Asked why Canadian regulators allowed a mistaken impression to linger, Wayne Alford, director of enforcement at the Alberta Securities Commission, said nobody ever brought it up.

He denied the campaign was about protecting turf.

The Alberta agency is currently spearheading the campaign on behalf of all the Canadian securities commissions.

"We want any brokers doing business in our capital markets to be registered here so that we can go after them here if they misbehave and remove them from our market.

"Alberta's capital markets are best policed in Alberta. It's very important to me to be able to act here, and not have to go cap in hand to the SEC to ask them to put the issue on their agenda," Alford said. "If people were to come and ask us for an exemption before taking on Canadian clients, and show us that the U.S. rules would provide equivalent protection in all circumstances, that might be a different story. But nobody did."

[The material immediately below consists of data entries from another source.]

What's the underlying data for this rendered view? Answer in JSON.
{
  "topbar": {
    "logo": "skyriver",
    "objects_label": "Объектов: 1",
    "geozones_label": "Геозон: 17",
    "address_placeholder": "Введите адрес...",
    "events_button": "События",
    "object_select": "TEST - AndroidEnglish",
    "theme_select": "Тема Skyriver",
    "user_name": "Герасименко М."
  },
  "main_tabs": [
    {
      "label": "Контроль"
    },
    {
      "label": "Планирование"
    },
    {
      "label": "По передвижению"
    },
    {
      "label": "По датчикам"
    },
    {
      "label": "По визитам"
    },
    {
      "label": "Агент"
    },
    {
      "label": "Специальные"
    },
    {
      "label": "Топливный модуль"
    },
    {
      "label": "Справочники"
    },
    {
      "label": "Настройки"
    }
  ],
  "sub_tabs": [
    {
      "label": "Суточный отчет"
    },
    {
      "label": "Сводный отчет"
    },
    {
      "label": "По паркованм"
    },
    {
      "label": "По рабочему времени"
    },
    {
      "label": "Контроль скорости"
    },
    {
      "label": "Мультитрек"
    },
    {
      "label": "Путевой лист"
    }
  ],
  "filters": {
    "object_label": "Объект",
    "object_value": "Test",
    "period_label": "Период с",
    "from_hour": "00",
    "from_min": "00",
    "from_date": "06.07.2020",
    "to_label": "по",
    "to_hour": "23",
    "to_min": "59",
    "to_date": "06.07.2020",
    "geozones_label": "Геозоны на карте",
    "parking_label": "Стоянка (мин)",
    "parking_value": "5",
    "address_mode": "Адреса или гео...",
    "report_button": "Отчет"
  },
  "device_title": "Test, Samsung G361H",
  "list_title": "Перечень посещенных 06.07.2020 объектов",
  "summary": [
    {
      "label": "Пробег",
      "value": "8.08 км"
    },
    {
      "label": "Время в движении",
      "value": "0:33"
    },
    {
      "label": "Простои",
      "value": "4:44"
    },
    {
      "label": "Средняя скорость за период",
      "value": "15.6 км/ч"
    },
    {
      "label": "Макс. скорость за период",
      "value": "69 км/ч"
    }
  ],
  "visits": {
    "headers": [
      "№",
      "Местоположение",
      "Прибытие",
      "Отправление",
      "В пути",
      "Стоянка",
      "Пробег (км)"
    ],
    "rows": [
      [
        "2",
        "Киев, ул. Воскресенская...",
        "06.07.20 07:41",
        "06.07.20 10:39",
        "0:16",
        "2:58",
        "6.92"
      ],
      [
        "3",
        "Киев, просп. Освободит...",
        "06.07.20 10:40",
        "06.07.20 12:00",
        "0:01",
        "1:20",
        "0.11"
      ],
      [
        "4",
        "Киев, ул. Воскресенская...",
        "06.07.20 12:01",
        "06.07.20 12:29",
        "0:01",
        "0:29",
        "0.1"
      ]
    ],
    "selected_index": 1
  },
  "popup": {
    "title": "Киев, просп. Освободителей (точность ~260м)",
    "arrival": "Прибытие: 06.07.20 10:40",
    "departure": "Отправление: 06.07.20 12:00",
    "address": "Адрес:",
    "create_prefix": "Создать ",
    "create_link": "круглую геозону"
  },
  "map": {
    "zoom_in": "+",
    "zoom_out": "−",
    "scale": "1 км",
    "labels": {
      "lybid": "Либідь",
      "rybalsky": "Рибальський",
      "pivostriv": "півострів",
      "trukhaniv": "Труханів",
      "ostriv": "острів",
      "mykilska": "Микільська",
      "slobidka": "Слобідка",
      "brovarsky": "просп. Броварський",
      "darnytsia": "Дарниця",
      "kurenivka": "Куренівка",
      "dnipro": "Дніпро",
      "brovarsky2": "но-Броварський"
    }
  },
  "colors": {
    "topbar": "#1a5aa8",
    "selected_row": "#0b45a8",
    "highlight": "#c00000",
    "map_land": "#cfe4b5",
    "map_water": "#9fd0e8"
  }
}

Meanwhile Canadian clients of a U.S. pioneer of direct-access trading, CyberTrader Inc., were scrambling this week to meet an indecently short deadline -- yesterday -- to transfer or close down their accounts.

CyberTrader, originally independently owned, is now owned by Charles Schwab & Co. The firm says Canadian clients can transfer their holdings to Schwab's Canadian arm at no cost.

Paul Bates, Schwab Canada's president, said his firm is "beefing up" an arrangement with PCQuote to offer a similar direct-access service, although he acknowledged it would not have all the capabilities of CyberTrader's service. Schwab Canada also charges higher trading commissions.

Direct-access brokers such as CyberTrader enable active investors to route their orders from their own computers directly to the various available markets and get almost instant execution. The only alternative now available to Canadian investors is Montreal-based TradeFreedom Securities (www.tradefreedom.com), which recently joined the Investment Dealers' Association of Canada.

The Canadian firm recently cut commissions to comparable levels with CyberTrader. Direct-access brokers are not for buy and hold investors.

They cater to clients who trade frequently, although not necessarily several times a day.

They want to know what's happening in the stock market as it is happening, and in search of the best price they want the ability to choose where their orders are executed.

TradeFreedom's service provides this, but so far it does not provide every feature available to CyberTrader clients. The U.S. firm's package is generally regarded as the most powerful of its kind. It's a great pity that it's no longer available to Canadian investors willing and able to use it.